I started this project by placing the gold leaf into the molds, attempting to form a line. This was my first time working with gold leaf flakes and I underestimated how much they would “stick” to the silicone molds. What I ended up with was a more organic blob of gold flakes than anything that resembled a line, but I am still pleased with the end result. I just lightly poured the gold leaf out of the bag, but once it touched the mold, it was nearly impossible to move. If you wanted a more precise placement of the gold leaf, I would try using tweezers or something similar to delicately place them where you want.
Once I poured the gold leaf into the molds, I used a craft stick to move any gold leaf that wasn’t stuck to the mold into a line, creating a sort of wall in the middle of the coaster. This divider helped to keep the different colors of my coaster separated when I poured them.
Next, I mixed the resin according to the package directions. For me, this meant using a 50/50 ratio and a two part mixing process. I measured 6 ounces (total) of resin and hardner into a graduated plastic cup, mixed for 2 minutes using a craft stick, then poured the resin mixture into a new cup (I just use a regular old plastic cup for the 2nd mix, its way cheaper than using another graduated cup) and mixed with a new craft stick.
Then, I separated the resin into small (shot glass sized) plastic cups to mix the dyes.
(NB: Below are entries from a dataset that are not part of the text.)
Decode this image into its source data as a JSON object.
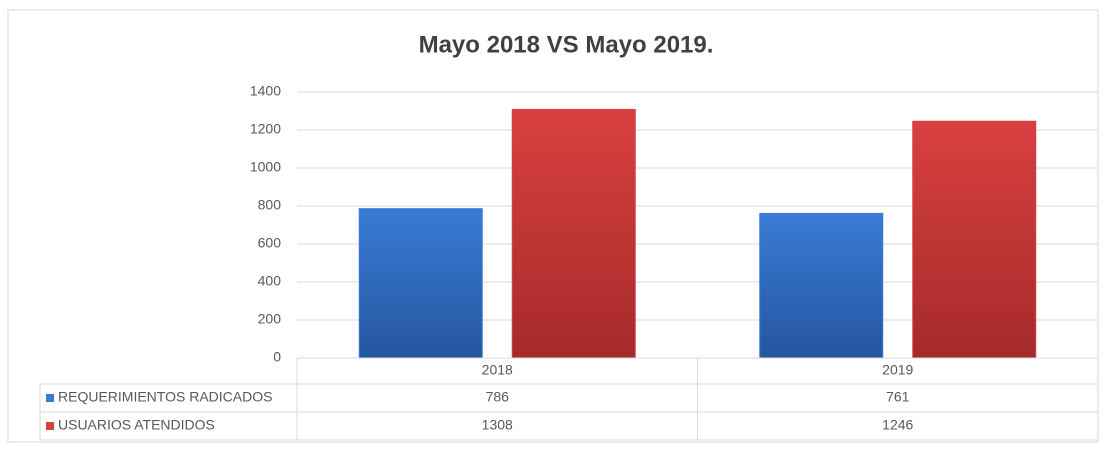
{
  "chart_data": {
    "type": "bar",
    "title": "Mayo 2018 VS Mayo 2019.",
    "categories": [
      "2018",
      "2019"
    ],
    "series": [
      {
        "name": "REQUERIMIENTOS RADICADOS",
        "color": "#3a7bd5",
        "values": [
          786,
          761
        ]
      },
      {
        "name": "USUARIOS ATENDIDOS",
        "color": "#d94040",
        "values": [
          1308,
          1246
        ]
      }
    ],
    "ylim": [
      0,
      1400
    ],
    "yticks": [
      0,
      200,
      400,
      600,
      800,
      1000,
      1200,
      1400
    ],
    "grid": true,
    "legend": "table"
  }
}
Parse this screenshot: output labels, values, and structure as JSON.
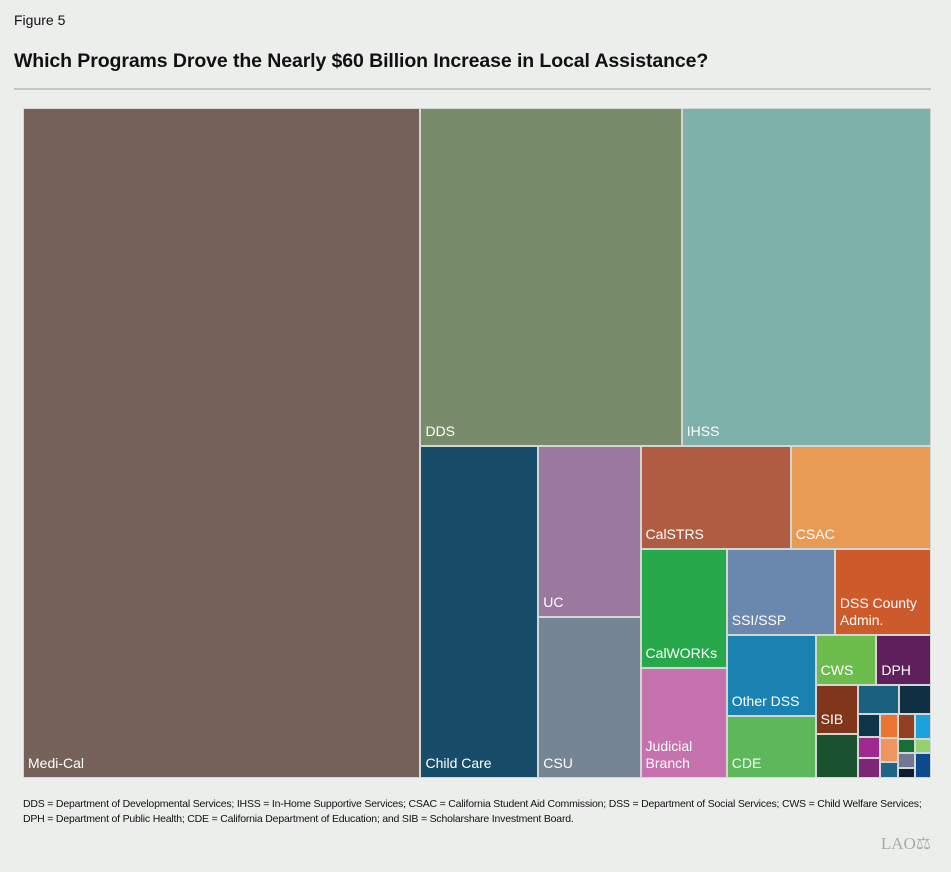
{
  "figure_label": "Figure 5",
  "title": "Which Programs Drove the Nearly $60 Billion Increase in Local Assistance?",
  "chart_data": {
    "type": "treemap",
    "title": "Which Programs Drove the Nearly $60 Billion Increase in Local Assistance?",
    "value_unit": "billions of dollars (estimated from area)",
    "items": [
      {
        "label": "Medi-Cal",
        "value": 25.9,
        "color": "#76615a"
      },
      {
        "label": "DDS",
        "value": 8.6,
        "color": "#788c6b"
      },
      {
        "label": "IHSS",
        "value": 8.2,
        "color": "#7db1a9"
      },
      {
        "label": "Child Care",
        "value": 3.8,
        "color": "#174d68"
      },
      {
        "label": "UC",
        "value": 1.7,
        "color": "#9b789e"
      },
      {
        "label": "CSU",
        "value": 1.6,
        "color": "#768593"
      },
      {
        "label": "CalSTRS",
        "value": 1.5,
        "color": "#b05c42"
      },
      {
        "label": "CSAC",
        "value": 1.4,
        "color": "#e89b55"
      },
      {
        "label": "CalWORKs",
        "value": 1.0,
        "color": "#27a84a"
      },
      {
        "label": "Judicial\nBranch",
        "value": 0.92,
        "color": "#c672ae"
      },
      {
        "label": "SSI/SSP",
        "value": 0.9,
        "color": "#6a87ad"
      },
      {
        "label": "DSS County\nAdmin.",
        "value": 0.8,
        "color": "#cc5a2a"
      },
      {
        "label": "Other DSS",
        "value": 0.7,
        "color": "#1a82b0"
      },
      {
        "label": "CDE",
        "value": 0.54,
        "color": "#5cb85a"
      },
      {
        "label": "CWS",
        "value": 0.3,
        "color": "#6cbd4b"
      },
      {
        "label": "DPH",
        "value": 0.27,
        "color": "#5e1f5a"
      },
      {
        "label": "SIB",
        "value": 0.2,
        "color": "#7f361b"
      },
      {
        "label": "",
        "value": 0.18,
        "color": "#1a5230"
      },
      {
        "label": "",
        "value": 0.115,
        "color": "#1a607f"
      },
      {
        "label": "",
        "value": 0.09,
        "color": "#0e3042"
      },
      {
        "label": "",
        "value": 0.049,
        "color": "#0e3548"
      },
      {
        "label": "",
        "value": 0.045,
        "color": "#a0298f"
      },
      {
        "label": "",
        "value": 0.043,
        "color": "#7d2673"
      },
      {
        "label": "",
        "value": 0.042,
        "color": "#ed7332"
      },
      {
        "label": "",
        "value": 0.042,
        "color": "#ef955f"
      },
      {
        "label": "",
        "value": 0.028,
        "color": "#1e6486"
      },
      {
        "label": "",
        "value": 0.041,
        "color": "#923f22"
      },
      {
        "label": "",
        "value": 0.039,
        "color": "#1ba1dc"
      },
      {
        "label": "",
        "value": 0.023,
        "color": "#166f36"
      },
      {
        "label": "",
        "value": 0.022,
        "color": "#97cf74"
      },
      {
        "label": "",
        "value": 0.025,
        "color": "#727894"
      },
      {
        "label": "",
        "value": 0.016,
        "color": "#0e1e30"
      },
      {
        "label": "",
        "value": 0.039,
        "color": "#0b4a8c"
      }
    ]
  },
  "footnote": "DDS = Department of Developmental Services; IHSS = In-Home Supportive Services; CSAC = California Student Aid Commission; DSS = Department of Social Services; CWS = Child Welfare Services; DPH = Department of Public Health; CDE = California Department of Education; and SIB =  Scholarshare Investment Board.",
  "logo_text": "LAO"
}
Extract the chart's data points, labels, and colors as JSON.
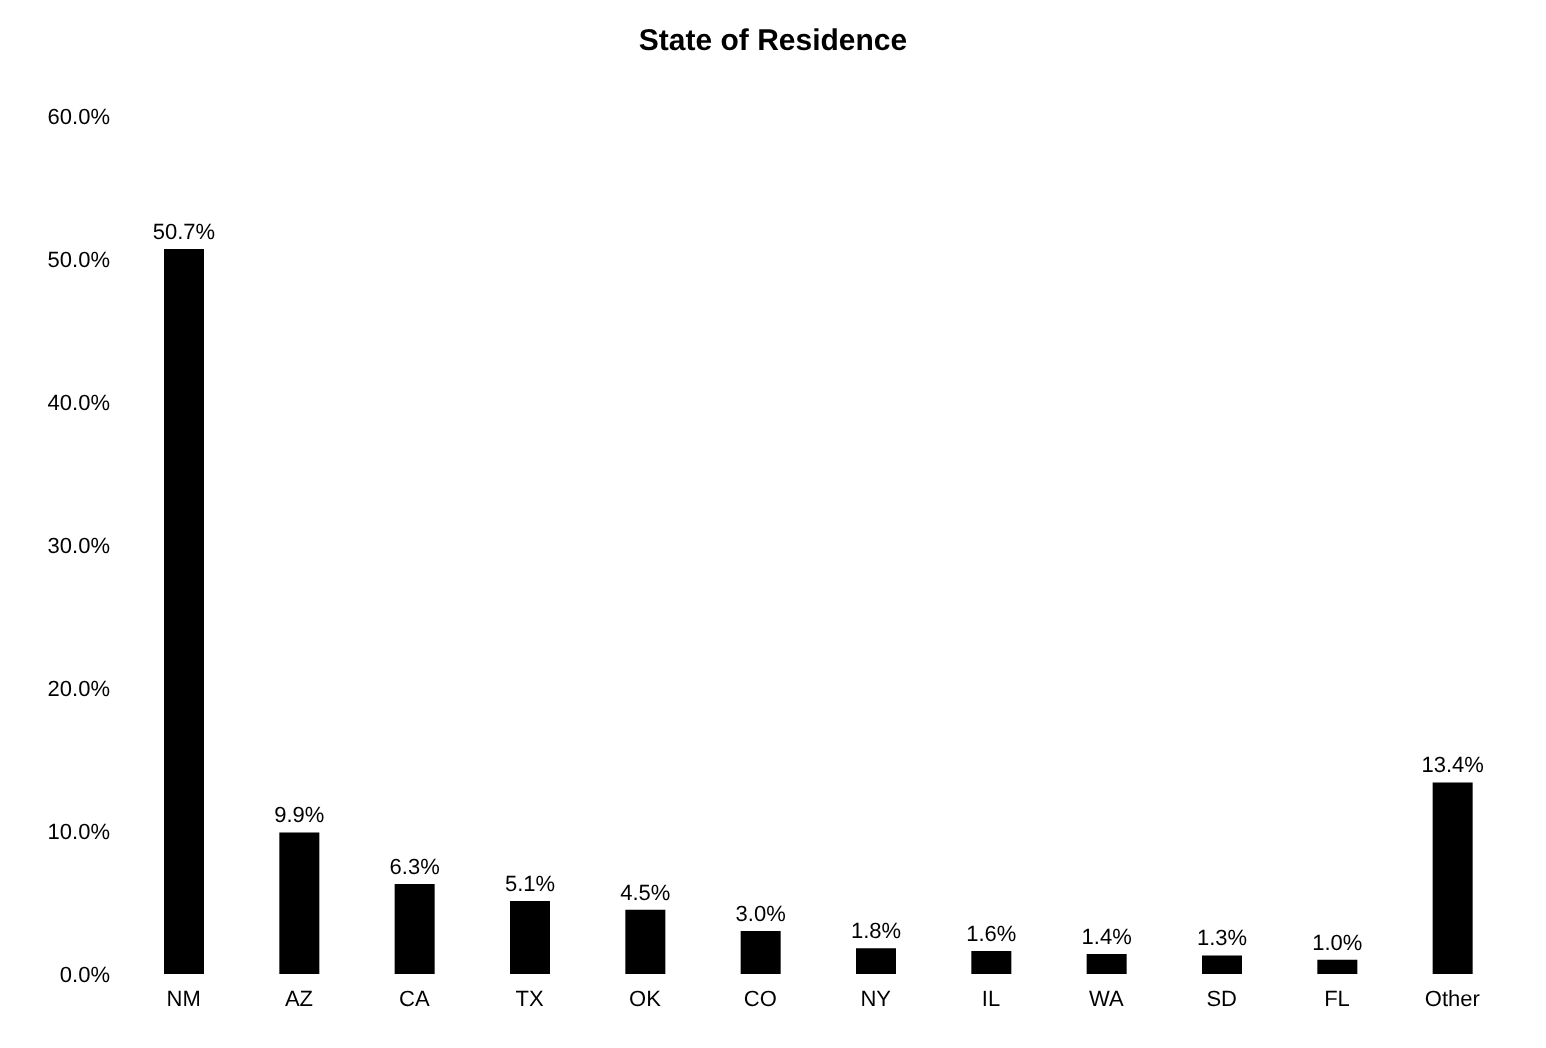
{
  "chart_data": {
    "type": "bar",
    "title": "State of Residence",
    "categories": [
      "NM",
      "AZ",
      "CA",
      "TX",
      "OK",
      "CO",
      "NY",
      "IL",
      "WA",
      "SD",
      "FL",
      "Other"
    ],
    "values": [
      50.7,
      9.9,
      6.3,
      5.1,
      4.5,
      3.0,
      1.8,
      1.6,
      1.4,
      1.3,
      1.0,
      13.4
    ],
    "value_labels": [
      "50.7%",
      "9.9%",
      "6.3%",
      "5.1%",
      "4.5%",
      "3.0%",
      "1.8%",
      "1.6%",
      "1.4%",
      "1.3%",
      "1.0%",
      "13.4%"
    ],
    "color": "#000000",
    "ylim": [
      0,
      60
    ],
    "yticks": [
      {
        "value": 0,
        "label": "0.0%"
      },
      {
        "value": 10,
        "label": "10.0%"
      },
      {
        "value": 20,
        "label": "20.0%"
      },
      {
        "value": 30,
        "label": "30.0%"
      },
      {
        "value": 40,
        "label": "40.0%"
      },
      {
        "value": 50,
        "label": "50.0%"
      },
      {
        "value": 60,
        "label": "60.0%"
      }
    ],
    "grid": false,
    "legend": false
  }
}
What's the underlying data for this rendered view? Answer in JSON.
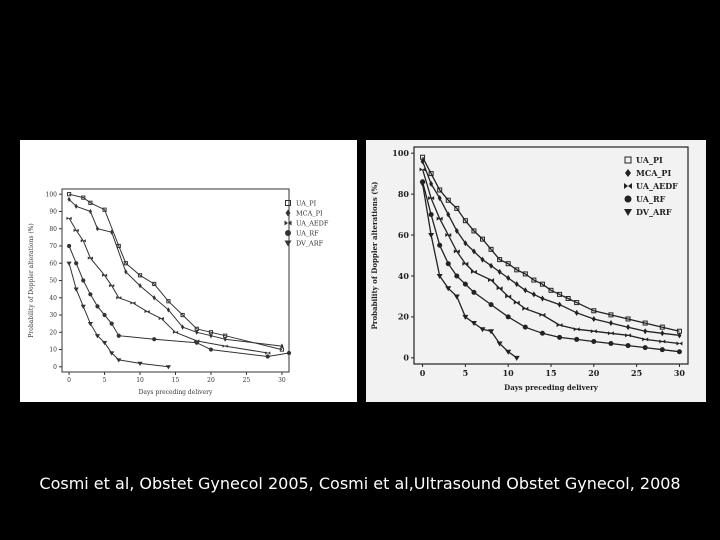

I put about 1 ounce of resin in 3 separate cups, then left the other 3 ounces of resin in the mixing cup. I used 8-12 drops of dye (I used white, peacock blue, sky blue, then a mixture of sky blue, black and white) for each color I mixed.
I stirred the colors with a new craft stick until they were barely mixed, and even left a little not fully mixed. Then my 3-year old “helper” dropped some violet dye in the ‘white’ cup and the white got a little purple tint to it. So I just rolled with it.
I worked one coaster at a time since I was basically pouring two different colors that I wanted to meet in the middle. I started by pouring the white on one end of the mold and the sky blue on the other. Then I took the peacock and darker blue resin and poured circles of color on top of the sky blue.
I kept pouring circles of the blue colors and even added a few white circles, while also adding more white on the other side to even it out, until I had used half of the resin (I used 3 ounces for each mold).
After adding all of the resin to the mold, I used a clean craft stick to swirl the blue side of the coaster. I just did a few passes though the resin as it will continue to dissipate as it cures.
After about 15 minutes, I used a drinking straw to lightly blow hot air on the surface of the resin to pop the air bubbles.
I covered the coasters (to keep them free of dust and debris) and let them cure on a level surface overnight. If your surface is not level, your resin will cure a little thicker on one side than the other, which will make drinks sit slightly tilted on the coasters, so this is key! I use my kitchen countertops for the curing process (covered, of course) since I know this surface is level. Depending on the temperature and humidity, it can take 24-48 hours for the resin to fully cure. When the coasters were cured, I removed them from the molds.
The marbling dissipated more than I thought it would but I think this is dependent on what type of dye is used – it was recommended to me to try using acrylic paint as a dye also, which can have an effect on the consistency of the resin and affect how much it ‘bleeds.’ But overall, I still love how they turned out and I can’t wait to try some more.